Of course, you’ll also want to pay close attention to potential taxes, and any closing fees or commissions, especially after recently purchasing the property, he explains.
If you do decide to sell, think about what you’ll do with the potential extra money. For instance, will you save up for another money goal, or use that money to pay off debt?
2. Know what’s in your control
Once you buy a home, there are a handful of things you just have to live with unless you sell the property, explains Smith. For one thing, your minimum mortgage payment is not in your control, and neither is the current or future state of the housing market.
What is in your control? Your other expenses.
“There might be room to cut back in your budget to create more wiggle room for a lofty mortgage payment,” says Smith.
Pro tip: If you can find ways to cut back on your spending, you can auto-save that cash and put it toward your mortgage.
3. Change your perspective
Shifting your mindset can help ease your worries, points out Smith. If you’re able to afford your home on paper, but end up feeling uncomfortable with paying more on housing each month, know that with each mortgage payment, you’re most likely building equity in your home — and toward your future.
“While the majority of your monthly payment goes toward interest in the early years (hello, amortization!) over time, you could wake up one morning to realize to have significant equity in real estate. And if you choose, you have the freedom to sell and monetize,” says Smith.
4. If you opt out, understand the implications
If you end up giving up your home, know the trade-offs and costs involved.
For example, Lindsay VanSomeren and her husband bought a house in Alaska with a zero-down VA loan. But, they ended up spending more than $30,000 in repairs in the first two years of ownership in what she calls a “stinker of a house.”
They then decided to put the house on the market. When they got an interested buyer, the house was inspected and the couple discovered that they needed to deal with $35,000 worth of necessary repairs. VanSomeren and her husband weren’t in a place where they could afford the house or the repairs.
They ended up giving the property back to the bank with a deed-in-lieu foreclosure. (This is when an owner surrenders a deed to the property to the lender in exchange for not having to pay the rest of the mortgage debt.) And while the VanSomerens do plan on buying another house one day, they want to save 20% for a mortgage.
“We’ll be renting for the time being, and happy to do it if it means we get to save more towards buying a home the right way in the future!” says VanSomeren, who is a personal finance writer and founder of Science Finance.
“Doing so will also allow us to get out of the situation quicker next time if need be, since last time we didn’t have enough equity built up in the home to be able to drop the price too low and still walk out ahead.”
Consider the happiness factor
Curious if buying a house is the right choice for you? Besides it making financial sense, you’ll also want to gauge whether buying a house will make you happy, points out Mike Carpenter, a loan officer and founder of Mike the Money Man.
“Many of my clients will ask me whether it makes sense for them to buy a house, and I ask them if the decision will bring them joy,” says Carpenter.
“At the end of the day, even if you can afford to buy a house, but it won’t add happiness to your life, then you might want to consider.”
In other words, listen to your feelings.

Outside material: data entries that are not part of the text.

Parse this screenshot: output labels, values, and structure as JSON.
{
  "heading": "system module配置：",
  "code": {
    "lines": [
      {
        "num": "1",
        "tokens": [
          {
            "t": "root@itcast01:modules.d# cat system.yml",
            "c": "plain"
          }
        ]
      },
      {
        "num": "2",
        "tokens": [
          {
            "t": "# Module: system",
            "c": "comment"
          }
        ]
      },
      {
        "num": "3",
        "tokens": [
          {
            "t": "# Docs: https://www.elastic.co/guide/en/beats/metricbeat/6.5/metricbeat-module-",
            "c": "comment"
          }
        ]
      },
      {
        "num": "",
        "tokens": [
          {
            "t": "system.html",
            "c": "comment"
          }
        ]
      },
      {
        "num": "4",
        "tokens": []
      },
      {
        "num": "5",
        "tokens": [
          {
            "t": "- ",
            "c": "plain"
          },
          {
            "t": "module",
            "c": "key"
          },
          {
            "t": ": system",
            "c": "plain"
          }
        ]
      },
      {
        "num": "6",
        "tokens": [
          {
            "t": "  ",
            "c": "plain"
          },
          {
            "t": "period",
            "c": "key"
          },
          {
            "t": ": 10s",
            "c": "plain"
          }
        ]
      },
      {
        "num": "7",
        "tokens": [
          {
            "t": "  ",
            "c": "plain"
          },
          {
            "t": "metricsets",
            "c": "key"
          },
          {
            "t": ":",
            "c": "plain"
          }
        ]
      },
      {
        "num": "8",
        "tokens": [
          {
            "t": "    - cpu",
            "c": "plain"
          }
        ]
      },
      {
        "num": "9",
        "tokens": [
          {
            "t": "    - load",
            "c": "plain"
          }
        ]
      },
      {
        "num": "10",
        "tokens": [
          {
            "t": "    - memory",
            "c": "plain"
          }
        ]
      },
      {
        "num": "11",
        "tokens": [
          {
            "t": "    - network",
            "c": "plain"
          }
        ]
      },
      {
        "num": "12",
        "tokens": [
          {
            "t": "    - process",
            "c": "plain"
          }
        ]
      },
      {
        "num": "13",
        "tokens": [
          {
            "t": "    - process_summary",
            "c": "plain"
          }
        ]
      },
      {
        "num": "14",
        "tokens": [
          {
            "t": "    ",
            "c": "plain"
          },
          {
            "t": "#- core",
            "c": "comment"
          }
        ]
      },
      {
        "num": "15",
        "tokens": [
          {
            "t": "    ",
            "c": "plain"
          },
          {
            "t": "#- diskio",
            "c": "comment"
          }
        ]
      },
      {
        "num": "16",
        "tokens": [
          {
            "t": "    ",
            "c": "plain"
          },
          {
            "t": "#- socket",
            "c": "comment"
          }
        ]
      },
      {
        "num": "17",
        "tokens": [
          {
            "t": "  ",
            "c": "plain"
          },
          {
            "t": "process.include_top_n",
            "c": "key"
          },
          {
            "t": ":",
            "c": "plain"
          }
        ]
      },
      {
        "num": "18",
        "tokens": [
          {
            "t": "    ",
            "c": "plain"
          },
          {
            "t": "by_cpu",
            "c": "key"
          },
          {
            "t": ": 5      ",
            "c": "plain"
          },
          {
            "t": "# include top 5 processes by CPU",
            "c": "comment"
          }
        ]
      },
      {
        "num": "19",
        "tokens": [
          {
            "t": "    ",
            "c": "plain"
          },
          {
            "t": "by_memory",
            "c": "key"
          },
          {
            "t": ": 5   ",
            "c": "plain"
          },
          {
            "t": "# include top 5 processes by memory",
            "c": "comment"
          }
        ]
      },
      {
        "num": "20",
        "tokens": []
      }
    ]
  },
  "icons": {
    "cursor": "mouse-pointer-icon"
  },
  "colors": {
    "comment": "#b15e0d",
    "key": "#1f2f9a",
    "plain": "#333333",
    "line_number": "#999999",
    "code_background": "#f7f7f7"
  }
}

Would it make you happy to own the house you live in, or does the idea of owning a house bring you a sense of accomplishment or pride? On the flip side, maybe you feel dread about being locked into a 30-year financial commitment, taking on massive debt, or having to spend your hard-earned cash on maintenance and repairs?
Purchasing a house may be the largest, most important decision of your life. If you find yourself suffering from major regret, remember: Your back isn’t up against the wall. You have options.